During the 2021-2022 school year, the Attorney General for Missouri filed several lawsuits against public school districts to challenge their legal authority to implement COVID mitigation measures like masking. In one of the few cases where the Court weighed in on the subject, the Boone County Circuit Court handed down a decision in favor of our client, Columbia Public Schools.
On June 16, 2022, the Court stated that there was no live issue to decide in Attorney General Eric Schmitt’s COVID-19 masking lawsuit against CPS. The Judge agreed with the arguments in CPS’s motion to dismiss, ruling that the Attorney General’s claims were moot since CPS had not required masks in over four months and there was no reasonable expectation that a mask requirement would be reimplemented.

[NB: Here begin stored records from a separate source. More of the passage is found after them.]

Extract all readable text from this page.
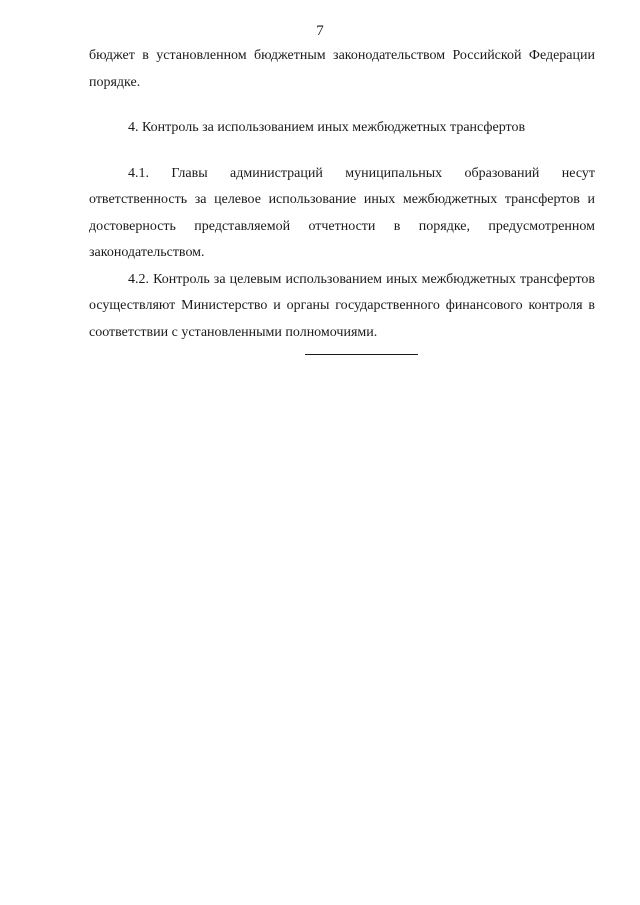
7

бюджет в установленном бюджетным законодательством Российской Федерации порядке.

4. Контроль за использованием иных межбюджетных трансфертов

4.1. Главы администраций муниципальных образований несут ответственность за целевое использование иных межбюджетных трансфертов и достоверность представляемой отчетности в порядке, предусмотренном законодательством.

4.2. Контроль за целевым использованием иных межбюджетных трансфертов осуществляют Министерство и органы государственного финансового контроля в соответствии с установленными полномочиями.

In Missouri, courts do not determine moot cases. A cause of action is moot when the question presented for decision seeks a judgment upon some matter which, if the judgment was rendered, would not have any practical effect upon any then existing controversy. The Supreme Court of the United States made it clear that “a court may not proceed to hear an action if, subsequent to its initiation, the dispute loses ‘its character as a present, live controversy of the kind that must exist if the Court is to avoid advisory opinions on abstract propositions of law.” Friends of the Earth, Inc. v. Laidlaw Envtl. Servs. (TOC), Inc. Judge Joshua Devine wrote that the issue [of masking] does not present a “live controversy of the kind that must exist if the Court is to avoid advisory opinions on abstract propositions of law.”
This win came on the heels of another victory by Columbia Public Schools. In the fall of 2021, CPS defeated an attempt by the Attorney General to sue all Missouri school districts in a purported reverse defendant class action lawsuit. The Missouri Solicitor General argued on behalf of the Attorney General and not only fought for the creation of a defendant class of all Missouri schools but also sought to enjoin all school districts statewide from implementing masking as a mitigation measure against COVID-19. The trial court in this separate litigation denied the Attorney General’s motions for class certification and preliminary injunction and State dismissed its lawsuit later that year.
Attorneys Natalie Hoernschemeyer and Grant Wiens represented Columbia Public Schools in both wins.